Au tournant des années 2010, le Web traverse une période où les smartphones se multiplient, les réseaux sociaux explosent, et les développeurs se heurtent à une limitation frustrante : comment écrire du code qui fonctionne partout sans devoir tout réécrire pour chaque plateforme ? HTML5 arrive dans ce contexte, non comme une simple mise à jour technique, mais comme une refonte de l'architecture du Web.

L'histoire commence en 2004, quand Ian Hickson, alors chez Apple, cofonde le WHATWG (Web Hypertext Application Technology Working Group). Ce groupe rassemble des ingénieurs d'Apple, de Mozilla Foundation et d'Opera Software, tous convaincus qu'il faut repenser les fondations du Web. Le W3C finit par intégrer leurs travaux dans une vision plus large d'une plateforme ouverte.

HTML5 ne se résume pas à un nouveau langage de balisage. C'est un ensemble cohérent qui englobe le Document Object Model, les feuilles de style CSS, JavaScript, et toute une série d'interfaces standardisées pour la vidéo, la géolocalisation, le stockage local ou les graphiques. Cette approche globale est une aubaine pour les développeurs.

Matthew McVickar, développeur web chez Ocupop, l'exprime clairement : HTML5 officialise des pratiques que les développeurs utilisaient déjà, mais de manière bricolée. Avec l'interface JavaScript pour la géolocalisation, par exemple, les navigateurs mobiles accèdent au GPS sans passer par des solutions propriétaires. Fini les bidouilles, place aux standards.

CSS3 apporte sa pierre à l'édifice en transformant la gestion de l'apparence des pages. Les développeurs créent maintenant des effets visuels directement dans le navigateur, sans passer par Photoshop ou d'autres outils externes. Le gain de temps est considérable, la flexibilité accrue.
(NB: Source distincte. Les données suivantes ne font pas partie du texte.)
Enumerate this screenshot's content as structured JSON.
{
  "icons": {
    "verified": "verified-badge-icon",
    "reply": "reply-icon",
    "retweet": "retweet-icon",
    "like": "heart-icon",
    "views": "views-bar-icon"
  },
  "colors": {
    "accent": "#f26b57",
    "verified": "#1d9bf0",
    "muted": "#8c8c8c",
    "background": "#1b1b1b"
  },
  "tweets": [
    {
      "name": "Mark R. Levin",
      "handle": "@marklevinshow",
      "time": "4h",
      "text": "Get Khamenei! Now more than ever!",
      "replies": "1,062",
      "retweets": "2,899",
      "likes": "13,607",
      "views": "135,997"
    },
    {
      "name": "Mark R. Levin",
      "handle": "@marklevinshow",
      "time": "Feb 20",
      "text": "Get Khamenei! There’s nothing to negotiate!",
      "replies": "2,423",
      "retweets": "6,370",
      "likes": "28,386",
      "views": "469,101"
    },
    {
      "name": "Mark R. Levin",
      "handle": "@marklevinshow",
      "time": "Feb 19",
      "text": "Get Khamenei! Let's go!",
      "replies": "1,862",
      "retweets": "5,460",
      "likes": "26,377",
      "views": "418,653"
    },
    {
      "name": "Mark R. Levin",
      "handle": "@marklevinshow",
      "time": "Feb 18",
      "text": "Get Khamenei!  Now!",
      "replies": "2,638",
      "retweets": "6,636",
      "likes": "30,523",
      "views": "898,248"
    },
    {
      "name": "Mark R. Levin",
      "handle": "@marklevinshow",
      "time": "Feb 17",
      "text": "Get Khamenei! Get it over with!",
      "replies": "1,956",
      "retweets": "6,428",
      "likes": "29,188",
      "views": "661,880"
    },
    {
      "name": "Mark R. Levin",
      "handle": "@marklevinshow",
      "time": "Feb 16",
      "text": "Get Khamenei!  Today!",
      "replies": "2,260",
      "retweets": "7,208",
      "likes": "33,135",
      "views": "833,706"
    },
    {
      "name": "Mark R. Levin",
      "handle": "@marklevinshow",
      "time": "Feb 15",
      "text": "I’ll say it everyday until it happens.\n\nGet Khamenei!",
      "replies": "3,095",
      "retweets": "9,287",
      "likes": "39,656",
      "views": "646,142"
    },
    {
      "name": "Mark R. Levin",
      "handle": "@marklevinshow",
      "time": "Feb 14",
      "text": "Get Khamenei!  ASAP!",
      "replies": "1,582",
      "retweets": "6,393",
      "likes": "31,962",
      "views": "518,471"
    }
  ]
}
Le stockage local marque une rupture avec les cookies traditionnels. Cette fonction autorise le stockage de volumes importants de données structurées côté client, permettant ainsi aux applications Web de tourner sans connexion internet. Les capacités graphiques s'enrichissent aussi avec le support natif des graphiques vectoriels SVG et l'élément Canvas, qui ouvre la porte aux animations 2D et 3D via JavaScript.

Ian Hickson, passé entre-temps chez Google, insiste sur la rigueur technique apportée par HTML5. Les anciennes versions d'HTML laissaient place à l'interprétation : deux navigateurs pouvaient intégrer différemment les mêmes spécifications tout en prétendant respecter les normes. HTML5 fixe des règles précises qui garantissent une vraie compatibilité.

Mais le déploiement se heurte à des obstacles. La vidéo cristallise les tensions : aucun standard unique pour la compression, le streaming ou la gestion des droits numériques. En 2010, Apple refuse Flash sur l'iPhone et l'iPad, lui préférant sa propre version d'HTML5. Microsoft et Google développent leurs approches, obligeant les développeurs à jongler avec plusieurs versions de leur code.

Hui Zhang, professeur à Carnegie Mellon et cofondateur de Conviva Inc., connaît bien le problème. Pour lui, la vidéo reste l'aspect le plus épineux du contenu en ligne. Faire converger codecs, protocoles de streaming et gestion des droits demande du temps et des compromis entre industriels.

Le W3C prévoit en 2014 de finaliser la spécification HTML5. Philippe Le Hégaret, responsable du domaine interaction, tempère pourtant les attentes : le développement continue. L'organisation reçoit régulièrement des demandes d'ajout de fonctionnalités, comme la conversion voix-texte directement dans le navigateur.

Le WHATWG prend en 2011 un virage radical en abandonnant la numérotation des versions. HTML est un « standard vivant » en développement permanent, une vision qui colle à la réalité d'un Web en évolution constante. Ian Hickson le dit sans détour : le développement d'HTML se poursuivra tant que la technologie sera pertinente.

Cette technologie montre comment la standardisation peut stimuler l'innovation sans sacrifier la compatibilité. Elle illustre aussi l'importance de la collaboration entre acteurs de l'industrie pour faire avancer le Web.